Matrix size: 1024x1024 (64x64 tiles), tile size: 16x16, block size: 16x16
GTX 295:
transposeNew-Outer-naive transpose , Throughput = 8.4393 GB/s, Time = 0.92573 s, Size = 1048576 fp32 elements, NumDevsUsed = 1, Workgroup = 256
transposeNew-Inner-naive transpose , Throughput = 8.5637 GB/s, Time = 0.91228 s, Size = 1048576 fp32 elements, NumDevsUsed = 1, Workgroup = 256
GTX 470:
transposeNew-Outer-naive transpose , Throughput = 46.0231 GB/s, Time = 0.02387 s, Size = 147456 fp32 elements, NumDevsUsed = 1, Workgroup = 256
transposeNew-Inner-naive transpose , Throughput = 71.4125 GB/s, Time = 0.01538 s, Size = 147456 fp32 elements, NumDevsUsed = 1, Workgroup = 256
Ok, here, we can see the cache helps a lot in naive transpose, so you don’t pay big penalty if you don’t pay attention to those details.
GTX 295:
transposeNew-Outer-no bank conflict trans, Throughput = 51.2110 GB/s, Time = 0.15256 s, Size = 1048576 fp32 elements, NumDevsUsed = 1, Workgroup = 256
transposeNew-Inner-no bank conflict trans, Throughput = 56.4173 GB/s, Time = 0.13848 s, Size = 1048576 fp32 elements, NumDevsUsed = 1, Workgroup = 256
GTX 470:
transposeNew-Outer-no bank conflict trans, Throughput = 73.6681 GB/s, Time = 0.01491 s, Size = 147456 fp32 elements, NumDevsUsed = 1, Workgroup = 256
transposeNew-Inner-no bank conflict trans, Throughput = 202.6101 GB/s, Time = 0.00542 s, Size = 147456 fp32 elements, NumDevsUsed = 1, Workgroup = 256
Here, the no bank conflict transpose is the fastest implementation on both gpu. I don’t know if those inner loop scenario number matters to us. If we only look at outer loop case, the throughput is gtx 470’s 73.7 GB/s vs the GTX 295’s 51.2x2=102.4 GB/s. I don’t think GTx 480 will surpass GTX 295 in this test as well.

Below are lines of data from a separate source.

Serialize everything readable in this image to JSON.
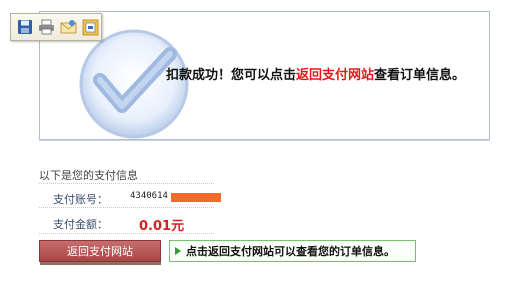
{
  "success": {
    "msg_prefix": "扣款成功！您可以点击",
    "msg_link": "返回支付网站",
    "msg_suffix": "查看订单信息。"
  },
  "toolbar": {
    "icons": [
      "save-icon",
      "print-icon",
      "mail-icon",
      "export-icon"
    ]
  },
  "payment_info": {
    "section_title": "以下是您的支付信息",
    "account_label": "支付账号：",
    "account_value": "4340614",
    "amount_label": "支付金额：",
    "amount_value": "0.01元"
  },
  "actions": {
    "return_button_label": "返回支付网站",
    "tip_text": "点击返回支付网站可以查看您的订单信息。"
  },
  "colors": {
    "highlight": "#e4181c",
    "button": "#b04c4c",
    "tip_border": "#7ac06f",
    "redaction": "#f26b2a"
  }
}
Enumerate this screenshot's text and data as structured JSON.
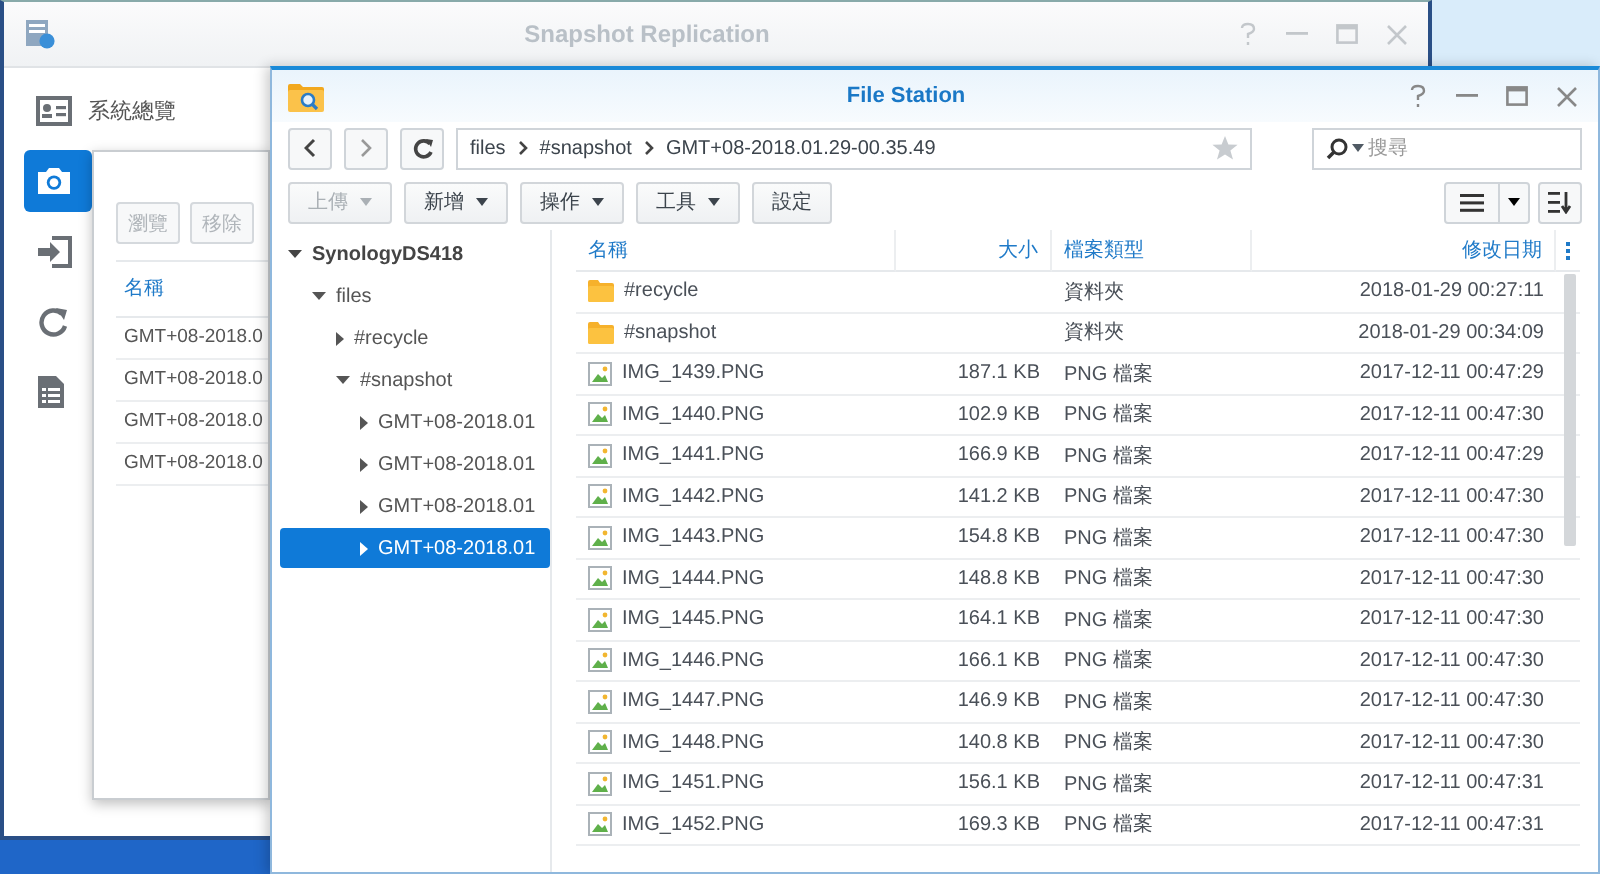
{
  "background_window": {
    "title": "Snapshot Replication",
    "sidebar": [
      {
        "label": "系統總覽",
        "selected": false
      },
      {
        "selected": true
      },
      {
        "selected": false
      },
      {
        "selected": false
      },
      {
        "selected": false
      }
    ],
    "dialog": {
      "buttons": [
        {
          "label": "瀏覽",
          "disabled": true
        },
        {
          "label": "移除",
          "disabled": true
        }
      ],
      "column": "名稱",
      "rows": [
        "GMT+08-2018.0",
        "GMT+08-2018.0",
        "GMT+08-2018.0",
        "GMT+08-2018.0"
      ]
    }
  },
  "window": {
    "title": "File Station"
  },
  "path": [
    "files",
    "#snapshot",
    "GMT+08-2018.01.29-00.35.49"
  ],
  "search": {
    "placeholder": "搜尋"
  },
  "actions": [
    {
      "label": "上傳",
      "disabled": true,
      "dropdown": true
    },
    {
      "label": "新增",
      "disabled": false,
      "dropdown": true
    },
    {
      "label": "操作",
      "disabled": false,
      "dropdown": true
    },
    {
      "label": "工具",
      "disabled": false,
      "dropdown": true
    },
    {
      "label": "設定",
      "disabled": false,
      "dropdown": false
    }
  ],
  "tree": [
    {
      "label": "SynologyDS418",
      "expanded": true,
      "selected": false,
      "children": [
        {
          "label": "files",
          "expanded": true,
          "selected": false,
          "children": [
            {
              "label": "#recycle",
              "expanded": false,
              "selected": false
            },
            {
              "label": "#snapshot",
              "expanded": true,
              "selected": false,
              "children": [
                {
                  "label": "GMT+08-2018.01",
                  "expanded": false,
                  "selected": false
                },
                {
                  "label": "GMT+08-2018.01",
                  "expanded": false,
                  "selected": false
                },
                {
                  "label": "GMT+08-2018.01",
                  "expanded": false,
                  "selected": false
                },
                {
                  "label": "GMT+08-2018.01",
                  "expanded": false,
                  "selected": true
                }
              ]
            }
          ]
        }
      ]
    }
  ],
  "table": {
    "columns": [
      "名稱",
      "大小",
      "檔案類型",
      "修改日期"
    ],
    "rows": [
      {
        "kind": "folder",
        "name": "#recycle",
        "type": "資料夾",
        "modified": "2018-01-29 00:27:11"
      },
      {
        "kind": "folder",
        "name": "#snapshot",
        "type": "資料夾",
        "modified": "2018-01-29 00:34:09"
      },
      {
        "kind": "image",
        "name": "IMG_1439.PNG",
        "size": "187.1 KB",
        "type": "PNG 檔案",
        "modified": "2017-12-11 00:47:29"
      },
      {
        "kind": "image",
        "name": "IMG_1440.PNG",
        "size": "102.9 KB",
        "type": "PNG 檔案",
        "modified": "2017-12-11 00:47:30"
      },
      {
        "kind": "image",
        "name": "IMG_1441.PNG",
        "size": "166.9 KB",
        "type": "PNG 檔案",
        "modified": "2017-12-11 00:47:29"
      },
      {
        "kind": "image",
        "name": "IMG_1442.PNG",
        "size": "141.2 KB",
        "type": "PNG 檔案",
        "modified": "2017-12-11 00:47:30"
      },
      {
        "kind": "image",
        "name": "IMG_1443.PNG",
        "size": "154.8 KB",
        "type": "PNG 檔案",
        "modified": "2017-12-11 00:47:30"
      },
      {
        "kind": "image",
        "name": "IMG_1444.PNG",
        "size": "148.8 KB",
        "type": "PNG 檔案",
        "modified": "2017-12-11 00:47:30"
      },
      {
        "kind": "image",
        "name": "IMG_1445.PNG",
        "size": "164.1 KB",
        "type": "PNG 檔案",
        "modified": "2017-12-11 00:47:30"
      },
      {
        "kind": "image",
        "name": "IMG_1446.PNG",
        "size": "166.1 KB",
        "type": "PNG 檔案",
        "modified": "2017-12-11 00:47:30"
      },
      {
        "kind": "image",
        "name": "IMG_1447.PNG",
        "size": "146.9 KB",
        "type": "PNG 檔案",
        "modified": "2017-12-11 00:47:30"
      },
      {
        "kind": "image",
        "name": "IMG_1448.PNG",
        "size": "140.8 KB",
        "type": "PNG 檔案",
        "modified": "2017-12-11 00:47:30"
      },
      {
        "kind": "image",
        "name": "IMG_1451.PNG",
        "size": "156.1 KB",
        "type": "PNG 檔案",
        "modified": "2017-12-11 00:47:31"
      },
      {
        "kind": "image",
        "name": "IMG_1452.PNG",
        "size": "169.3 KB",
        "type": "PNG 檔案",
        "modified": "2017-12-11 00:47:31"
      }
    ]
  }
}
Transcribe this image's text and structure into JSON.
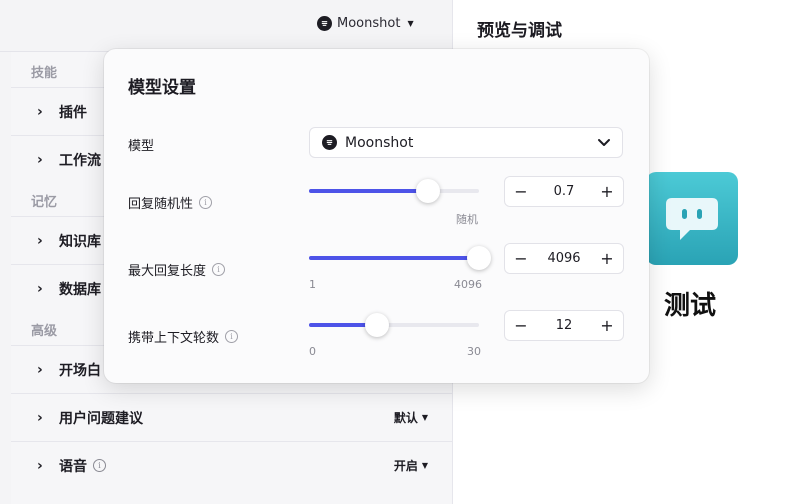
{
  "header": {
    "model_name": "Moonshot"
  },
  "left_panel": {
    "group_skills": "技能",
    "group_memory": "记忆",
    "group_advanced": "高级",
    "rows": {
      "plugins": "插件",
      "workflow": "工作流",
      "knowledge": "知识库",
      "database": "数据库",
      "opening": "开场白",
      "suggestions": "用户问题建议",
      "suggestions_value": "默认",
      "voice": "语音",
      "voice_value": "开启"
    }
  },
  "preview": {
    "title": "预览与调试",
    "bot_name": "测试",
    "avatar_color": "#3bb8c8"
  },
  "popover": {
    "title": "模型设置",
    "model_label": "模型",
    "model_value": "Moonshot",
    "temperature": {
      "label": "回复随机性",
      "value": "0.7",
      "level": 0.7,
      "tick_right": "随机"
    },
    "max_length": {
      "label": "最大回复长度",
      "value": "4096",
      "level": 1.0,
      "tick_left": "1",
      "tick_right": "4096"
    },
    "context_rounds": {
      "label": "携带上下文轮数",
      "value": "12",
      "level": 0.4,
      "tick_left": "0",
      "tick_right": "30"
    },
    "minus": "−",
    "plus": "+"
  },
  "colors": {
    "accent": "#4d53e8"
  }
}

So my gut feeling is, the features that GF100 offers like DP and cache which will help some people to tackle their problem that requires better DP performance, and help some people to get decent performance without worry too much about optimizing code. But for an already optimized single-precision CUDA program, GTX 295 is the best choice.